In the set, you store nodes you have already visited. This prevents you from following cycles.
The list is of objects containing: (1) a node, and (2) a pointer back to the node that found it.
Starting at the start node, add it to the set, add it to the list with a null back reference, and then add all the nodes it can reach to the list with back references to the index 0 in the list (the start node).
Then for each element in the list thereafter, up until you reach the end, do the following:
- if it is in the set already skip it (you have already visited it) and move to the next item in the list.
- otherwise, add it to the set, and add all nodes it can reach to the list with back references to the index you are 'looking at' to the end of the list.

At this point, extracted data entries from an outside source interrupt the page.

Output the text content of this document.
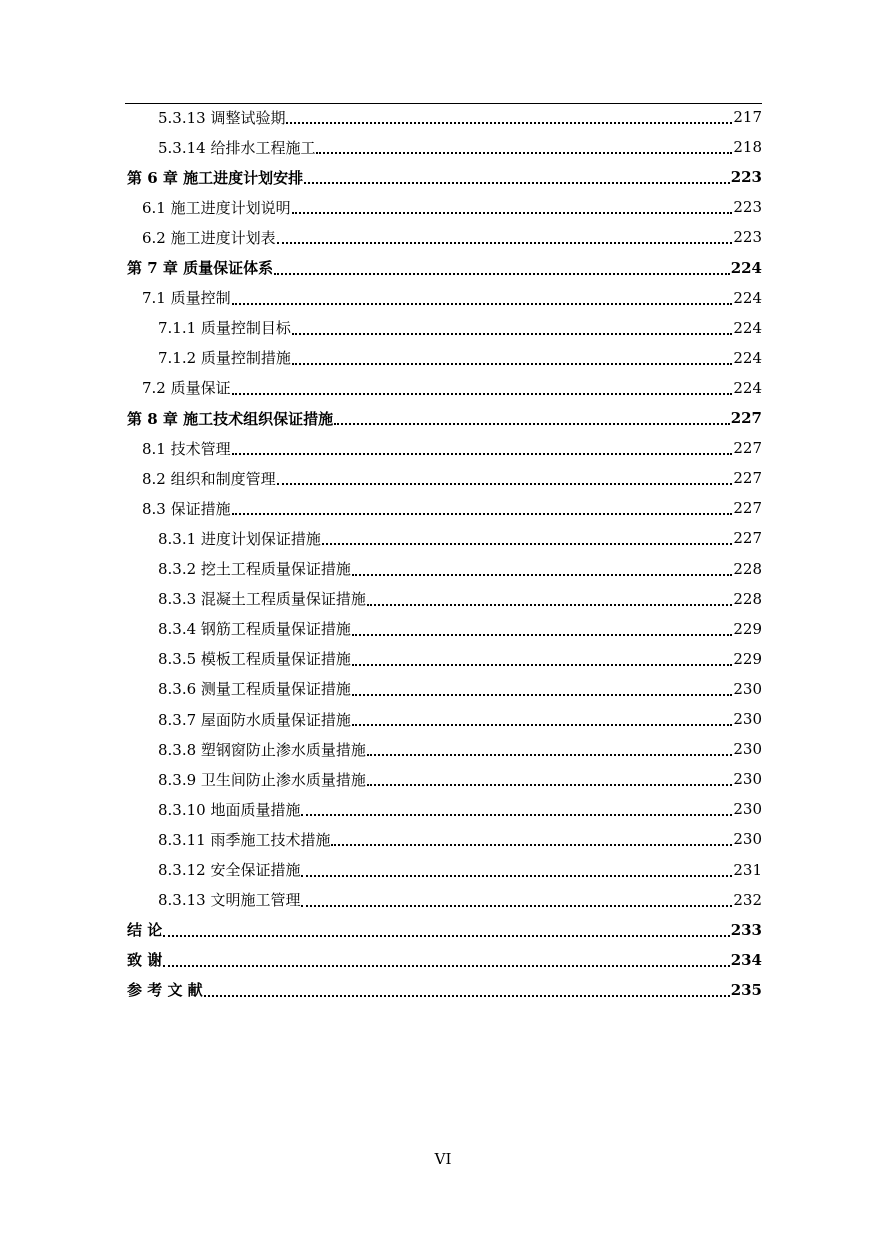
5.3.13 调整试验期	217
5.3.14 给排水工程施工	218
第 6 章 施工进度计划安排	223
6.1 施工进度计划说明	223
6.2 施工进度计划表	223
第 7 章 质量保证体系	224
7.1 质量控制	224
7.1.1 质量控制目标	224
7.1.2 质量控制措施	224
7.2 质量保证	224
第 8 章 施工技术组织保证措施	227
8.1 技术管理	227
8.2 组织和制度管理	227
8.3 保证措施	227
8.3.1 进度计划保证措施	227
8.3.2 挖土工程质量保证措施	228
8.3.3 混凝土工程质量保证措施	228
8.3.4 钢筋工程质量保证措施	229
8.3.5 模板工程质量保证措施	229
8.3.6 测量工程质量保证措施	230
8.3.7 屋面防水质量保证措施	230
8.3.8 塑钢窗防止渗水质量措施	230
8.3.9 卫生间防止渗水质量措施	230
8.3.10 地面质量措施	230
8.3.11 雨季施工技术措施	230
8.3.12 安全保证措施	231
8.3.13 文明施工管理	232
结 论	233
致 谢	234
参 考 文 献	235
VI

Then go to the next index in the list and repeat.
If at any point you reach the end node (optimally as you are adding it to the list - as opposed to visiting it in the list), track back through the back references to the start node and invert the path.
Example:
Given nodes 0 through 3, where
node0 --> node1
node0 --> node2
node1 --> node2
node2 --> node3
and node0 is START and node3 is END
SET = {}
LIST = []
Step 1 - add START:
SET = {node0}
LIST = [[node0, null]]
Step 2 - at index 0 of the list - add reachable nodes:
SET = {node0, node1, node2}
LIST = [[node0, null], [node1, 0], [node2, 0]]
Step 3 - at index 1 of the LIST - add reachable nodes:
node2 is already in the SET. skip adding reachable nodes to LIST.
SET = {node0, node1, node2}
LIST = [[node0, null], [node1, 0], [node2, 0]]
Step 4 - at index 2 of the LIST - add reachable nodes:
SET = {node0, node1, node2, node3}
LIST = [[node0, null], [node1, 0], [node2, 0], [node3, 2]]
Step 5 - reached END, now backtrack:
The END node (node3) inserted in the LIST has a back reference to index 2 in the list, which is node2. This has a back reference to index 0 in the list, which is node0 (START). Invert this and you get a shortest path of node0 --> node2 --> node3.